Еще раз с любопытством осмотрев пишущего монстра, я пожала плечами, отбросила картонку на стол и сказала:

– Присмотрите пока за ней, мсье Луи. Я вернусь вечером, и мы решим, куда ее определить.

Спускаясь по ступенькам, наткнулась на самого старого обитателя нашего чудесного дома мсье Броссара. Невысокий мужчина лет около шестидесяти с наполовину седой головой, по-отечески ласковым взглядом и всегда наготове добрым словом.

– Доброе утро, мадемуазель! – улыбнулся он своей удивительно приветливой улыбкой.

– Доброе утро, мсье Броссар.

Я радостно приобняла старика за плечи и скользнула губами по шероховатой щеке.

– Я рад, что у вас чудесное настроение с самого утра! – сказал он, похлопав меня по руке ладонью. – Надеюсь, оно не покинет вас до вечера!

– Благодарю! – уже на ходу бросила я и поспешила к метро.

Поскольку у Амеди не было времени подвезти меня, то к новой штаб-квартире издательства газеты «Фигаро 41», которая последние пять лет находилась в бывшем особняке Анри Бамбергера на кольцевой площади Елисейских Полей, мне придется добираться самой. Путь с бульвара Монпарнас, где я жила, был неблизкий, но дорога на работу никогда не утомляла меня.

Легкая прохлада улиц довольно быстро привела меня в чувство. Хмель прошедшей ночи выветрился полностью, я почувствовала себя заметно лучше.

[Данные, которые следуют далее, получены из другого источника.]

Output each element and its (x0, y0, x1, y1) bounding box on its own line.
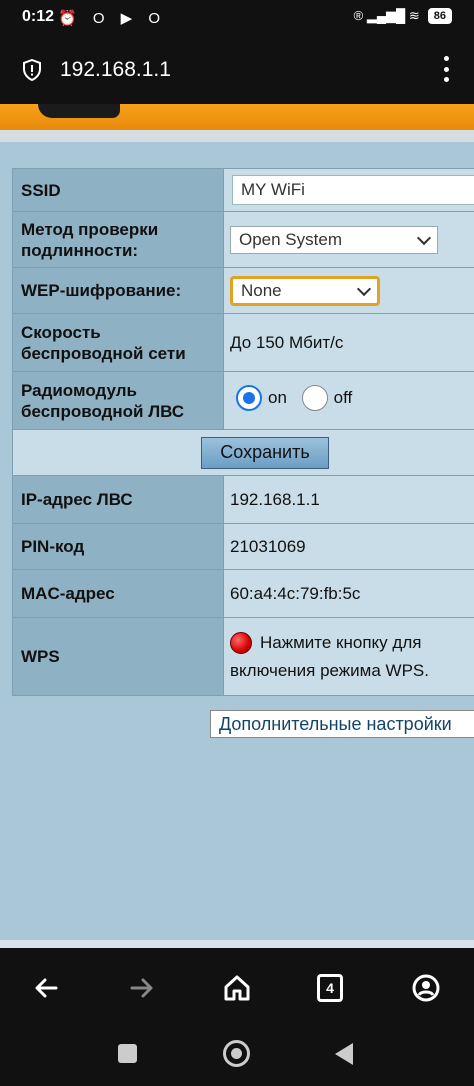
radio-off-label: off (333, 388, 353, 407)
speed-row: Скорость беспроводной сети До 150 Мбит/с (12, 313, 474, 372)
ip-row: IP-адрес ЛВС 192.168.1.1 (12, 475, 474, 524)
router-logo-shape (38, 104, 120, 118)
auth-label: Метод проверки подлинности: (12, 211, 224, 268)
mac-row: MAC-адрес 60:a4:4c:79:fb:5c (12, 569, 474, 618)
wep-cell: None (223, 267, 474, 314)
battery-icon: 86 (427, 8, 452, 24)
home-system-icon[interactable] (223, 1040, 250, 1067)
shield-warning-icon[interactable] (22, 59, 42, 81)
chevron-down-icon (416, 230, 432, 245)
page-footer-strip (0, 940, 474, 948)
mac-value: 60:a4:4c:79:fb:5c (223, 569, 474, 618)
back-system-icon[interactable] (335, 1043, 353, 1065)
wep-encryption-value: None (241, 280, 282, 300)
speed-label: Скорость беспроводной сети (12, 313, 224, 372)
ssid-label: SSID (12, 168, 224, 212)
save-button[interactable]: Сохранить (201, 436, 329, 469)
wps-cell: Нажмите кнопку для включения режима WPS. (223, 617, 474, 696)
status-bar: 0:12 ⏰ O ▶ O ® ▂▄▆█ ≋ 86 (0, 0, 474, 36)
wps-instruction: Нажмите кнопку для включения режима WPS. (230, 632, 429, 680)
radio-off-option[interactable]: off (301, 385, 353, 411)
wps-row: WPS Нажмите кнопку для включения режима … (12, 617, 474, 696)
home-icon[interactable] (221, 972, 253, 1004)
account-icon[interactable] (410, 972, 442, 1004)
notification-icons: ⏰ O ▶ O (58, 10, 167, 27)
browser-url-bar: 192.168.1.1 (0, 36, 474, 104)
wep-label: WEP-шифрование: (12, 267, 224, 314)
radio-off-button[interactable] (301, 385, 328, 411)
address-text[interactable]: 192.168.1.1 (60, 58, 171, 82)
ip-value: 192.168.1.1 (223, 475, 474, 524)
tabs-button[interactable]: 4 (314, 972, 346, 1004)
wps-button-icon[interactable] (230, 632, 252, 655)
recents-icon[interactable] (118, 1044, 137, 1063)
mac-label: MAC-адрес (12, 569, 224, 618)
overflow-menu-icon[interactable] (442, 56, 450, 82)
pin-label: PIN-код (12, 523, 224, 570)
ssid-cell: MY WiFi (223, 168, 474, 212)
ssid-row: SSID MY WiFi (12, 168, 474, 212)
wireless-settings-table: SSID MY WiFi Метод проверки подлинности:… (12, 168, 474, 696)
radio-row: Радиомодуль беспроводной ЛВС on off (12, 371, 474, 430)
browser-bottom-nav: 4 (0, 948, 474, 1028)
more-settings-button[interactable]: Дополнительные настройки (210, 710, 474, 738)
radio-cell: on off (223, 371, 474, 430)
wep-row: WEP-шифрование: None (12, 267, 474, 314)
wep-encryption-select[interactable]: None (230, 275, 380, 306)
pin-row: PIN-код 21031069 (12, 523, 474, 570)
radio-on-label: on (268, 388, 287, 407)
auth-method-select[interactable]: Open System (230, 225, 438, 254)
back-arrow-icon[interactable] (30, 972, 62, 1004)
signal-wifi-icons: ® ▂▄▆█ ≋ (353, 8, 420, 23)
save-row: Сохранить (12, 429, 474, 476)
radio-module-label: Радиомодуль беспроводной ЛВС (12, 371, 224, 430)
auth-method-value: Open System (239, 229, 342, 249)
system-nav-bar (0, 1028, 474, 1086)
radio-on-option[interactable]: on (236, 385, 287, 411)
page-header-banner (0, 104, 474, 130)
ip-label: IP-адрес ЛВС (12, 475, 224, 524)
auth-cell: Open System (223, 211, 474, 268)
ssid-input[interactable]: MY WiFi (232, 175, 474, 205)
pin-value: 21031069 (223, 523, 474, 570)
auth-row: Метод проверки подлинности: Open System (12, 211, 474, 268)
router-page: SSID MY WiFi Метод проверки подлинности:… (0, 104, 474, 948)
radio-on-button[interactable] (236, 385, 262, 411)
chevron-down-icon (356, 281, 372, 296)
system-status-icons: ® ▂▄▆█ ≋ 86 (354, 8, 452, 24)
header-divider (0, 130, 474, 142)
status-time: 0:12 (22, 8, 55, 25)
wps-label: WPS (12, 617, 224, 696)
save-cell: Сохранить (12, 429, 474, 476)
tab-count: 4 (317, 974, 343, 1002)
speed-value: До 150 Мбит/с (223, 313, 474, 372)
forward-arrow-icon[interactable] (126, 972, 158, 1004)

Париж давно проснулся, и сейчас улицы заполнялись людьми, гудящими автомобилями, шумом голосов: приветливых и не очень. А еще запахами свежей выпечки: булочек, пирожных, кренделей и печенья Мадлен. Мои каблучки стучали по асфальту, сердце радостно предвкушало интересный день, и посему улыбка не покидала лица. Отчего-то именно в это утро мне казалось, что жизнь прекрасна и она наконец проявит ко мне благосклонность и вернет былой покой и беззаботность. Что-то в груди шелохнулось, покоряясь возбуждению. Захотелось даже подпрыгнуть, как в детстве, чтобы выплеснуть самые светлые эмоции. Давно я не чувствовала себя подобным образом.

До издательства добралась довольно быстро, еще один плюс к обещанию прекрасного дня. В «Фигаро 41» служили в основном мужчины. Немногочисленные женщины вели скудные разделы о хозяйстве, моде или светскую хронику. В основном всех все устраивало. Лишь я была бельмом на глазу редактора, выпрашивая возможность писать о более серьезных вещах: о науке, исследованиях, изобретениях, новых веяниях в криминалистике. С мсье Лакомбом мы приятельствовали, он любил меня как дочь, которой у него никогда не было, но настоятельно не велел соваться в «мужские» темы. И кто вообще сказал, что они мужские? Мои статьи редактор правил сам, тщательно вычитывая и избавляясь от «неугодных» замечаний, сарказма и насмешек. Я усиленно сопротивлялась, пытаясь сохранить крупицы собственного стиля в сухом повествовании.

– Тебя ждет Лакомб, – заявила Дениз, стоило мне приблизиться к столу, который мы занимали на двоих.

Я бросила на подругу быстрый взгляд, в ответ она скривилась, давая понять, что «папаша», как мы называли редактора за глаза, не в духе. Меня ждала очередная головомойка. Интересно, за что на этот раз?

– Удачи, Долз! – крикнул Жером Бланкар, мой приятель из тех, что освещает криминальную жизнь Парижа.

Довольно миловидный молодой мужчина с идеально ровным пробором справа, в недорогом, но безупречно опрятном костюме и стильных очках. Очкам Жером уделял особое внимание, считая, что они делают его более привлекательным. На вопрос нужен ли ему этот аксессуар для зрения или же для красоты, мой приятель принципиально не отвечал, желая сохранить интригу. Мы с Дениз посмеивались над ним, но Жером не обижался.